No barraco tinta azul lavava a madeira. No quadro o retrato pendurava a família inteira. Panela vazia, palavras erradas, roupas s
urradas, choro perdido de criança não assistida. Não havia o pouco, a gota, nem a migalhinha. Havia Deus e todo jeito aparecia.
Um travesseiro na cama de dois, na copa em mesa larga, uma xícara e o som alto do relógio andava a rotina, não se discutia o melhor lugar do que existia, nem a educação do filho que não tinha. Havia Deus e todo sentido aparecia.
Falou em verdade o que todos duvidaram. Convidou para sua casa supondo o amigo que se era. Não houve furto, nem abuso, no apelo condenação. Queria o bastante, sentia amor e inesperada traição. Foi o merecedor sem medalhas, aquele que não foi dada a recompensa. Não havia justiça, havia Deus e toda paz aparecia.
No corpo pesava um limite, impedia de se ter o mesmo ritmo, um tanto não podia, sempre notado primeiro o destoante. Não havia toda facilidade, havia Deus e toda segurança aparecia.
O sono interminável, a vontade inerte, o olhar pra baixo e a força sem açúcar. Não havia alegria, de repente havia Deus e toda vida aparecia.
O gesto abraçava José, o favor era pro vizinho, o chocolate com bilhete era levado, a surpresa dedicada a Teresa, no convite seu nome não se desenhava, não havia quem dele se lembrasse, na palma de Sua mão sim. Quando não havia mais ninguém, havia Deus e todo amor aparecia.
Acabou. Foi embora resolvido, sem notícias, sem identidade. Na bagagem levava algo que faltava ao que ficava. Não deixou explicação de como viver os domingos, tão pouco de como resolver as questões, deixar de cuidar, esvaziar sentimento e dormir sozinha. O tempo mexia, encurtava, ensinava, curava. Não havia mais relacionamento naquela hora, mas o caminho, havia Deus e toda esperança aparecia.
Pra preencher, era comida doce, salgada, agridoce. Era compra no shopping, virtual, no camelô, no brechó, na Dona Margô. Era um vício, destempero, todo exagero, uma fuga, devaneio. Não havia equilíbrio, em algum momento via-se que havia Deus e todo preenchimento acontecia.

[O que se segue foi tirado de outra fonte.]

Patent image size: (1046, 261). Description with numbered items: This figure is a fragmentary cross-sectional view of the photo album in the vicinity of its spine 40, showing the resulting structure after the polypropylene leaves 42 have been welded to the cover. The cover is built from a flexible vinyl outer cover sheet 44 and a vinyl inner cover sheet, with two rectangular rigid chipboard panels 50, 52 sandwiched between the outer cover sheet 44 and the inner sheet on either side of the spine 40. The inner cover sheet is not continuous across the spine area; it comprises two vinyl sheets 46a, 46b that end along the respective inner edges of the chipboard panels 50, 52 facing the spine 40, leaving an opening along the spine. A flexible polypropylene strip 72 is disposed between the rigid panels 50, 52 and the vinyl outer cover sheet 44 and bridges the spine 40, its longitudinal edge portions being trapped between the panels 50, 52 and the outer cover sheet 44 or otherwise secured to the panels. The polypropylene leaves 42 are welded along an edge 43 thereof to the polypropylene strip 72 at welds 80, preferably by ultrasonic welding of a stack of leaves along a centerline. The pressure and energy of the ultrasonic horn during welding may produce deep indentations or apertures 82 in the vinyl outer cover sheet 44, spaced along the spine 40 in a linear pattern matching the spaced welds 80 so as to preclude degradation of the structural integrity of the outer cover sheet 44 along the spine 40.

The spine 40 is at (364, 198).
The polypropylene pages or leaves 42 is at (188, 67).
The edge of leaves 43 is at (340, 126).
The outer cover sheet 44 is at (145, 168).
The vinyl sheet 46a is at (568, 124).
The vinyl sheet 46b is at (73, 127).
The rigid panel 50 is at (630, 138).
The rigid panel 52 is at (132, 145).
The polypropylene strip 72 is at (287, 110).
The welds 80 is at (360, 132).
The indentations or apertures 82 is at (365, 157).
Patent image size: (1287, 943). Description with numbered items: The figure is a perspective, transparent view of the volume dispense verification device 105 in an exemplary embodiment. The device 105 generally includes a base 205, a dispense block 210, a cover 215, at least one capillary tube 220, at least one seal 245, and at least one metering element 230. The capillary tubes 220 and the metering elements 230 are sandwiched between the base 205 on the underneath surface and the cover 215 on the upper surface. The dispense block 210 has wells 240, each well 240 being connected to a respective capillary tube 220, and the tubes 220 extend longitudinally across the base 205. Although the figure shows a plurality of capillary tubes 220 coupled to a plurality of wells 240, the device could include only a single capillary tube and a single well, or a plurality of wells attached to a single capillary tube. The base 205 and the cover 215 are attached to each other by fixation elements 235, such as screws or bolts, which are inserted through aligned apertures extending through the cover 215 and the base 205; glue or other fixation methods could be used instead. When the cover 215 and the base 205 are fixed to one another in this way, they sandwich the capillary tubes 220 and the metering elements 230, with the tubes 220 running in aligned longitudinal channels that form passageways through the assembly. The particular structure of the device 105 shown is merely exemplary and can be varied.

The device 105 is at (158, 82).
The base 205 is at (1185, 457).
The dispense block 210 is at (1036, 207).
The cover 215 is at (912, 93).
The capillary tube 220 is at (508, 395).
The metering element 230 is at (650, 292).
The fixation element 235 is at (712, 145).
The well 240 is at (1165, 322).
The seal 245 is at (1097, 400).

Sem conversas, encontros interrompidos. Voz silenciada, imagem de foto, lembrança saudosa. Tudo que era dele ficava sem ele. Subitamente, tudo paralisado, acabado, momento suspenso. Não havia mais uma vida, havia Deus e todo consolo aparecia.
O grau foi aumentado. A chuva levava os convidados. A moda ainda não cabia. Não houve cura no dia. O esperado não chegou na hora. A realização foi protelada. Não havia o desejado, havia Deus e toda graça aparecia.
Não se casou, nem se formou. Não tinha emprego estável, casa própria, vida contada que todo mundo tem. Não tinha carro, nem neném. Não tinha viajado mundo a fora, nem falava inglês. Não usava roupa moderna, nem perfume francês. Não tinha Tablet, nem Iphone. Naquela idade ainda sem aquilo, sem o quilo das coisas. Não tinha, não usava, não comprava, não fazia… Verbos querendo se passar pelo verbo Ser, fazendo se sentir menor, em dúvida, em insegurança. Não havia mais quem se era, pra revelar havia Deus e toda certeza aparecia.
“A minha graça te basta, porque o meu poder se aperfeiçoa na tua fraqueza.”